Diversification Does Not Lower Risk

"You want to reduce your portfolio risk. Diversify, diversify, diversify..." I remember hearing some stock broker ranting on TV a decade ago, as the bear market hit US in 98 along with the collapse of Long Term Capital Investments. The audience at the studio watched her intently, the pain of recent losses still apparent on their faces. They all wanted desperately a way out of the hole, and turned to this supposedly professional for advice. She kept going with the metaphors of eggs and baskets, how risk is bad... Just exactly how and why, she did not bother mentioning.

The concept never made sense to me even before any exposure to the financial markets. You buy a stock, then you buy some more because you hope they will move against each other, does that not simply lead to low potential returns, if any, and high commission costs?

With the advent of Exchange Traded Funds and the explosion of hedge funds throughout the world, correlations between stocks, bonds and commodities have become much higher than the days of Markowitz (founder of modern portfolio theory). An educated guess points to speed of information between newly developed funds making similar price impacting transactions concurrently.
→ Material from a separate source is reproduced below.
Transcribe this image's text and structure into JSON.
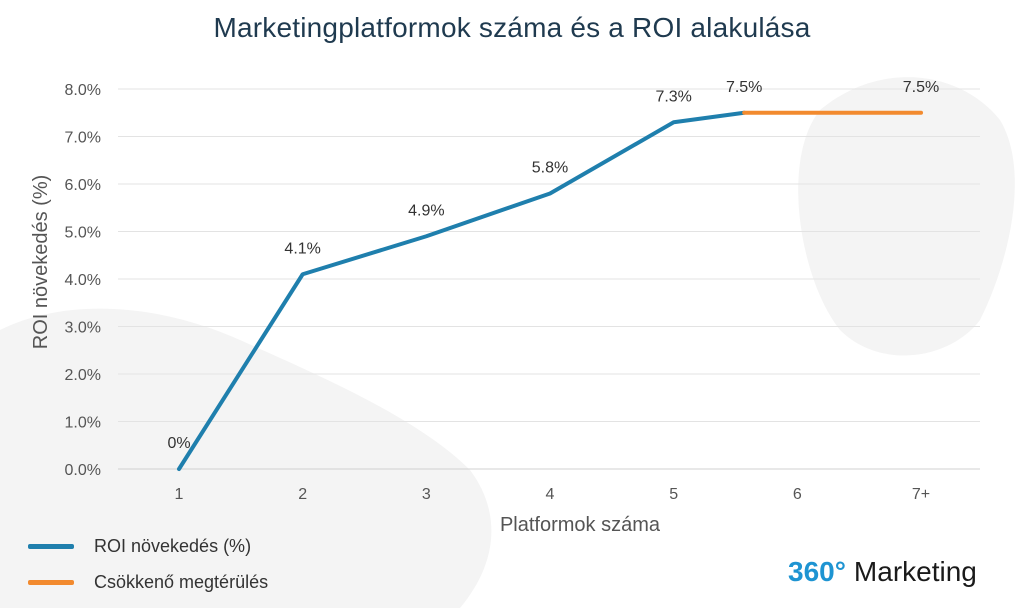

ING, a fund management business based in Australia, likes their investment advisors boast "safety" of their holdings due to diversification. Look up ING fund unit prices, every single one has declined since the sell off of last July; some have taken draw downs up to 70%. So much for the magic of "diversification" huh? The only logical conclusion pushes that some of these losses would probably have been lessened if they did NOT "diversify" and kill the performance with transaction costs.

Does it even matter why or how this phenomenon has occurred? It simply happens, and knowing it alone could help you become a more informed investor or trader.